Self-discovery: fascinating journey of life or load of tosh? An IAI discussion.
On the whole, I think the vastness of the subject means we get no more than first steps here, though the directions are at least interesting. Joanna Kavenna notes the paradoxical entanglements that can arise from self-examination and makes an interesting comparison with the process of novelists finding their ‘voice’. Exploration of selves is of course the bedrock of the novel, a topic which could take up many pages in itself. She asserts that the self is experientially real, but that thought also floats away unexamined.
David Chalmers has a less misty proposition; people have traits and we are inclined to think of some as deep or essential. Identifying these is a reasonable project, but not without dangers if we settle on the wrong ones.
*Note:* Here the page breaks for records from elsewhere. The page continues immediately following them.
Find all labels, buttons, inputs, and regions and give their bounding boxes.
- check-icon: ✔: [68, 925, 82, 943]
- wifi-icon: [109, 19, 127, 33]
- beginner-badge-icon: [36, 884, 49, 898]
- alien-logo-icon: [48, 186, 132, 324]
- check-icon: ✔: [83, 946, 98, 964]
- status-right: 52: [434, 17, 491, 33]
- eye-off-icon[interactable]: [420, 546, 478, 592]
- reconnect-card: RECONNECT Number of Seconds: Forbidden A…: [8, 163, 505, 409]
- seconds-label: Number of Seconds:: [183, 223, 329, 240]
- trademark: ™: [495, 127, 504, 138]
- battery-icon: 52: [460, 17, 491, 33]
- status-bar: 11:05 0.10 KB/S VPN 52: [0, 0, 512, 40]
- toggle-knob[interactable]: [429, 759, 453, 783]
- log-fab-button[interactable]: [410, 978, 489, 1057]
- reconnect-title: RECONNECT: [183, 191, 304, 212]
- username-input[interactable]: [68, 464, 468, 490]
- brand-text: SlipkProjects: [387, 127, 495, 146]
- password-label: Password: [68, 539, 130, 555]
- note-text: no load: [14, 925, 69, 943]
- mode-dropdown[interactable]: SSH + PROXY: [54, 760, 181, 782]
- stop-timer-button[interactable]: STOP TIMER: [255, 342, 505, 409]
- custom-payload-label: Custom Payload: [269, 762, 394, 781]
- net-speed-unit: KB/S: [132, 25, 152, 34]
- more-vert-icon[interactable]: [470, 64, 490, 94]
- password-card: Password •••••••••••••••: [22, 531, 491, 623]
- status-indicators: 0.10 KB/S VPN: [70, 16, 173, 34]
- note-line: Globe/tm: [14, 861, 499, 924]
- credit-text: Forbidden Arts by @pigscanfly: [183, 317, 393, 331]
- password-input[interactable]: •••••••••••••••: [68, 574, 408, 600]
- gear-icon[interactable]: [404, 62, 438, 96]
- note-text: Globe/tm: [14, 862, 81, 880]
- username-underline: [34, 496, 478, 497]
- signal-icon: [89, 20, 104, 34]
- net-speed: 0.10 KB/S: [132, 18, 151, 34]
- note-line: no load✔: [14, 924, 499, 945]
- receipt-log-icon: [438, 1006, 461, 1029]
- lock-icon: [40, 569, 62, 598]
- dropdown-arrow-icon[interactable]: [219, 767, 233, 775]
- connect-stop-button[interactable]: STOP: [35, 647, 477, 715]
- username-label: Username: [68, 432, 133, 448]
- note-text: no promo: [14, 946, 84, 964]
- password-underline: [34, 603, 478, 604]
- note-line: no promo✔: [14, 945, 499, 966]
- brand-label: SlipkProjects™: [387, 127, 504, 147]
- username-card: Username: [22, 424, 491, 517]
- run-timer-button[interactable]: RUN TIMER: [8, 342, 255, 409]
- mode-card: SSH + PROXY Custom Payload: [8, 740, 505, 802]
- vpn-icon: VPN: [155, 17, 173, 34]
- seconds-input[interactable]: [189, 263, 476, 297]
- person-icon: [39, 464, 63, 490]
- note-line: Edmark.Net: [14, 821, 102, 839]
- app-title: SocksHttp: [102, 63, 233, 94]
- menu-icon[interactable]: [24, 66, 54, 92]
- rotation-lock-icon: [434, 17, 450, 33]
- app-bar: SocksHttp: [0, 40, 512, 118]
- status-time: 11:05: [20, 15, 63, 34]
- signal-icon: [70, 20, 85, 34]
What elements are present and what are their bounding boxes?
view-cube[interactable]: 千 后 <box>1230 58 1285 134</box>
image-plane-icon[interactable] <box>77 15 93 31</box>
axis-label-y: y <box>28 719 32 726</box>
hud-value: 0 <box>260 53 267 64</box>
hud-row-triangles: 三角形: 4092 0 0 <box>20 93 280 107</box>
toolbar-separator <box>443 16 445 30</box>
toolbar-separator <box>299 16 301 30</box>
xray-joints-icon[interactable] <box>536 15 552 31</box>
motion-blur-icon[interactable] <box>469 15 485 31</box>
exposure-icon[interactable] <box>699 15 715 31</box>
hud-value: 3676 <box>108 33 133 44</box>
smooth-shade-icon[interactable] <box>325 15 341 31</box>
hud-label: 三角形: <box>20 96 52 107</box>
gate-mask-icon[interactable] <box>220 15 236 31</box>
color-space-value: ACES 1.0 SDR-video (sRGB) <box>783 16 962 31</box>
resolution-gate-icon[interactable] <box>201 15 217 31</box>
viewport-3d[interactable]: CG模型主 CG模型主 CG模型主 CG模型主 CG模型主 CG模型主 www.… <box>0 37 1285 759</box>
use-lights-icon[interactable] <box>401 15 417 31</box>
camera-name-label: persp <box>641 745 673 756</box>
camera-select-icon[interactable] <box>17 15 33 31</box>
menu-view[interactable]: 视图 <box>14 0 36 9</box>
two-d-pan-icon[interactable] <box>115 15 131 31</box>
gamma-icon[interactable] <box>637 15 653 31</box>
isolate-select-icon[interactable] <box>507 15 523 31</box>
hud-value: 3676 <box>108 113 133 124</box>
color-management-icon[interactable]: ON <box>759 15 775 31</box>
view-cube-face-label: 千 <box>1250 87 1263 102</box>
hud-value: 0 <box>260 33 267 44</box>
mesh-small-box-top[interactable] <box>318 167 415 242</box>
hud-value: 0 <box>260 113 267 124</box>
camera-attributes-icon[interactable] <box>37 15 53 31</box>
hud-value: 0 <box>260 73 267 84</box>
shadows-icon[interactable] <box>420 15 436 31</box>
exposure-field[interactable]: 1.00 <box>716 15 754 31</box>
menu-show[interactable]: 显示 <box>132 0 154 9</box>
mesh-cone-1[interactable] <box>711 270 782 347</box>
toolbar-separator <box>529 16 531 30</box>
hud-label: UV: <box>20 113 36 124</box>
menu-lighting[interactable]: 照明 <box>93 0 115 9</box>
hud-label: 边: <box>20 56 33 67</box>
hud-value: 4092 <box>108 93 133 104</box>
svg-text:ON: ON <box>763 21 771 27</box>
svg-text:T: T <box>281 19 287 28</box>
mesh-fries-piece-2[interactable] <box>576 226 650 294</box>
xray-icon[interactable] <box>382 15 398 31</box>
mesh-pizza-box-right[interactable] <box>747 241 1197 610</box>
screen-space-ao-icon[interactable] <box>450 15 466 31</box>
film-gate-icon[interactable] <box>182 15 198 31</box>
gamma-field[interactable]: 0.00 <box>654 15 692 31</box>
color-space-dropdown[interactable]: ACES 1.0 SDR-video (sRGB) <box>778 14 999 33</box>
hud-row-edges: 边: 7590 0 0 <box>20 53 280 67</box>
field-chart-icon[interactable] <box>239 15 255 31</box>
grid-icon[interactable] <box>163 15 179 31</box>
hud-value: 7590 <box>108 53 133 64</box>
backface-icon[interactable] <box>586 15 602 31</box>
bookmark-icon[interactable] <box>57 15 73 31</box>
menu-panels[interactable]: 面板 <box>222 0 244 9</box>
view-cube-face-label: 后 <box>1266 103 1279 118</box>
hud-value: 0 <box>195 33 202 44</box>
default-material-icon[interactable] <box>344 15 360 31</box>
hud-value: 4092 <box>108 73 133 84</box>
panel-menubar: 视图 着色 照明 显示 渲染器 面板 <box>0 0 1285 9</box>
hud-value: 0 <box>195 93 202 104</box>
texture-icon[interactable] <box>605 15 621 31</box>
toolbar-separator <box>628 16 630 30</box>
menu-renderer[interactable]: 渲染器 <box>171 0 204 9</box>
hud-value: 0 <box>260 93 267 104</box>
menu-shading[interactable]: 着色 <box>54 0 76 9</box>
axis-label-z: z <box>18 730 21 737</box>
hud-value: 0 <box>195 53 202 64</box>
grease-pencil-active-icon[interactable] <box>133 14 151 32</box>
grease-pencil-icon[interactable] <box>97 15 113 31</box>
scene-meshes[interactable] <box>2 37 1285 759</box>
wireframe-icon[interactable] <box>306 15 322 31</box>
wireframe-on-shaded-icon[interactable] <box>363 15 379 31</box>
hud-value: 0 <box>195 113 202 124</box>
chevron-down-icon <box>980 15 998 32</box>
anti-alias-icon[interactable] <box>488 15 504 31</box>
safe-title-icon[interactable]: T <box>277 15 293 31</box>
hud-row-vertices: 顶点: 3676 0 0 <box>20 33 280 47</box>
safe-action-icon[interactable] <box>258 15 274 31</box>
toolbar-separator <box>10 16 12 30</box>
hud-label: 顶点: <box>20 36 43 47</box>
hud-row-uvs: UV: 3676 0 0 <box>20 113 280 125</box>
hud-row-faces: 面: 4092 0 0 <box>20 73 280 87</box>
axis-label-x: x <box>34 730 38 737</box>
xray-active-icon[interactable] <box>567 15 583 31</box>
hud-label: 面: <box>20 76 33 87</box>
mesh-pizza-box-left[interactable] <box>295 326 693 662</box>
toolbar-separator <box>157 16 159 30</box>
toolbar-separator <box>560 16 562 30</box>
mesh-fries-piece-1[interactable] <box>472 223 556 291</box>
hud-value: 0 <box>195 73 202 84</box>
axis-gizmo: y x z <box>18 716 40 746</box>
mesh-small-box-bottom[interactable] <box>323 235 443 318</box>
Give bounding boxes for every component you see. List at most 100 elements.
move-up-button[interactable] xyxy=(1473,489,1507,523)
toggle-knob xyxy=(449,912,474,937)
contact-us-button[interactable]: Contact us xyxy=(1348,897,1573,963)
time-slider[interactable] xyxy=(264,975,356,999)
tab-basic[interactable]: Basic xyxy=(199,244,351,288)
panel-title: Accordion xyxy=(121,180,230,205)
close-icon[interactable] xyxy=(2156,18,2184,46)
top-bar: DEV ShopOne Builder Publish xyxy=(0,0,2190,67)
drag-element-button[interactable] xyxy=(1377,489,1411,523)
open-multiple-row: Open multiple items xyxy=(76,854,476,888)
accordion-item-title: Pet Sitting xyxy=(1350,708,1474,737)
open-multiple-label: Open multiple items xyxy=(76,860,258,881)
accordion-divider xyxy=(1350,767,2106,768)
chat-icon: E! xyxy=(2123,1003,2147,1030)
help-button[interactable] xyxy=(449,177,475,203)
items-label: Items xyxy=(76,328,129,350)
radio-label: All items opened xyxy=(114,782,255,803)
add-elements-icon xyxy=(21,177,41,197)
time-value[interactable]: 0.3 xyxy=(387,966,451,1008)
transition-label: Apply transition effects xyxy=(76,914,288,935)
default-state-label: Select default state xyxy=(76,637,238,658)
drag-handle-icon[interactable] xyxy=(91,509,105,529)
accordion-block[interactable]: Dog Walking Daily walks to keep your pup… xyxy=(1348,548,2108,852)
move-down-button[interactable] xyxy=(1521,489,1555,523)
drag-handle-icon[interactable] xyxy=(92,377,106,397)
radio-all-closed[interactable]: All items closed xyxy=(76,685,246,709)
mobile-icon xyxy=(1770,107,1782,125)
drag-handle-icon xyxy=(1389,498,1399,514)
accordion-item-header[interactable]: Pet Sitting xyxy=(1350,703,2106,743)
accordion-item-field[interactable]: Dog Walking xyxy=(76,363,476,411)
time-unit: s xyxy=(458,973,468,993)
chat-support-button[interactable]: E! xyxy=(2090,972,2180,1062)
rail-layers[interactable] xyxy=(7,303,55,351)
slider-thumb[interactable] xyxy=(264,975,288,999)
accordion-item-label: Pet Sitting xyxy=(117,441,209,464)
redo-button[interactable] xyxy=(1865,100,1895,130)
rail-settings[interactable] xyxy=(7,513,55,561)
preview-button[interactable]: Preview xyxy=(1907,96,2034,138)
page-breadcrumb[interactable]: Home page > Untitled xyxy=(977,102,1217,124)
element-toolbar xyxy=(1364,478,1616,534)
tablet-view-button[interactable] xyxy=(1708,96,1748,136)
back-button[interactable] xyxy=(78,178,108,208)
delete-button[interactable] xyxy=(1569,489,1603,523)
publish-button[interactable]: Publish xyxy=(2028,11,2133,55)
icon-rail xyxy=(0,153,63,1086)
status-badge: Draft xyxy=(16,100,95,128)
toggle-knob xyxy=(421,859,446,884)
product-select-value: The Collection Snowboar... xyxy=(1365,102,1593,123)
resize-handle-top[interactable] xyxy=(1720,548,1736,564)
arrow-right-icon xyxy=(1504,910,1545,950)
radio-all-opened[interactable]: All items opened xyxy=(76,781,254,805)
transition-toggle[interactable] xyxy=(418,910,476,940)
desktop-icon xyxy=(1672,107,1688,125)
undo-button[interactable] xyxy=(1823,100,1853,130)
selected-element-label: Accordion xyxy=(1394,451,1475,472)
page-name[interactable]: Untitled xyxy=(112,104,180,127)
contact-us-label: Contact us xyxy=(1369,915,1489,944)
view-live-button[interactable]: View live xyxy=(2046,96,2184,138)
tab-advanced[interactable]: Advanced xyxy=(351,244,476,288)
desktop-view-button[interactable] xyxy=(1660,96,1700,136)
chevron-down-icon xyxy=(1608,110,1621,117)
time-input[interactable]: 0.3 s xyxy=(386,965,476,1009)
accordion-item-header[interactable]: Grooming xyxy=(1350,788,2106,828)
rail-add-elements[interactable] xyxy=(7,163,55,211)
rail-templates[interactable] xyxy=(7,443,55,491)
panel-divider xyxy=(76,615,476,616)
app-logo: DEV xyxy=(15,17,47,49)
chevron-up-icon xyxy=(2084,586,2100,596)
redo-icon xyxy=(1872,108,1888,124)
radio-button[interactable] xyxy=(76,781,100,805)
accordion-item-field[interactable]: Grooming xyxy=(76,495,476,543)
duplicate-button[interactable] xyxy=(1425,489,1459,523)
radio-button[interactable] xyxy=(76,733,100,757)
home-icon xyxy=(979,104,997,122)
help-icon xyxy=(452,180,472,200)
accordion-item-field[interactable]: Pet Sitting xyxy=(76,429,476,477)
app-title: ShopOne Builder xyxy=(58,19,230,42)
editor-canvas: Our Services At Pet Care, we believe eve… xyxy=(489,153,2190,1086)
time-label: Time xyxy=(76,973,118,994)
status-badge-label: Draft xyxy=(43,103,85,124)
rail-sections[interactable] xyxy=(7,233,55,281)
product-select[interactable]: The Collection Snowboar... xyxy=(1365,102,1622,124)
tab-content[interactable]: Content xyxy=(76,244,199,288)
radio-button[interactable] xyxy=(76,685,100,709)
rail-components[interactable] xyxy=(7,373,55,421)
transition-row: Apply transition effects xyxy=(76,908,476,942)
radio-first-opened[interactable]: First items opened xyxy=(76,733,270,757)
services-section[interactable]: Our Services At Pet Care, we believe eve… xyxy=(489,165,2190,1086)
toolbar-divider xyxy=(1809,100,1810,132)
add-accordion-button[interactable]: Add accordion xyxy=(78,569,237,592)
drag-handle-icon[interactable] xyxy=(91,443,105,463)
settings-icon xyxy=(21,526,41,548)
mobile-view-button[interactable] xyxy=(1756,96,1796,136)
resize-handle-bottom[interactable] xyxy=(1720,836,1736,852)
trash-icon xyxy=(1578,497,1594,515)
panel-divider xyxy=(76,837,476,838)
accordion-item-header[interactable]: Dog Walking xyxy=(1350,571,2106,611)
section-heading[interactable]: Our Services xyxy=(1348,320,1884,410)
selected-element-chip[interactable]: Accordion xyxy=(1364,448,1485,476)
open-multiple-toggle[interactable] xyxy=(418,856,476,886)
Ed Stafford seems to be uncomfortable with philosophy unless it comes from an ayahuasca session or a distant tribe. He likes the idea of thinking with your stomach, but does not shed any light on the interesting question of how stomach thoughts differ from brain ones. In general he seems to take the view that for well-adjusted people there is no mystery, one knows who one is and there’s no need to wibble about it. Oddly, though he mentions being dropped on a desert island where the solitude was so severe, that even when the helicopter was still in view, he vomited. To suffer radical depersonalisation after a couple of minutes alone on a beach seems an extraordinary example of personal fragility, but I suppose we are to understand this was before he centred himself through contact with more robust cultures. Of course, those who reject theory always in fact have a theory; it’s just one that they either haven’t examined or don’t want examined. In response to Chalmers’ suggestion that a loving environment can surely lead to personal growth, he seems to begin adding qualifications to his view of the robustly settled personality, but if we are witnessing actual self-discovery here it doesn’t go far.
Myself I reckon that you don’t need to identify your essential traits to experience self-discovery; merely becoming conscious of your own traits renders them self-conscious and transforms them, an iterative process that represents a worthwhile kind of growth, both moral and psychological. But I’ve never tried ayahuasca.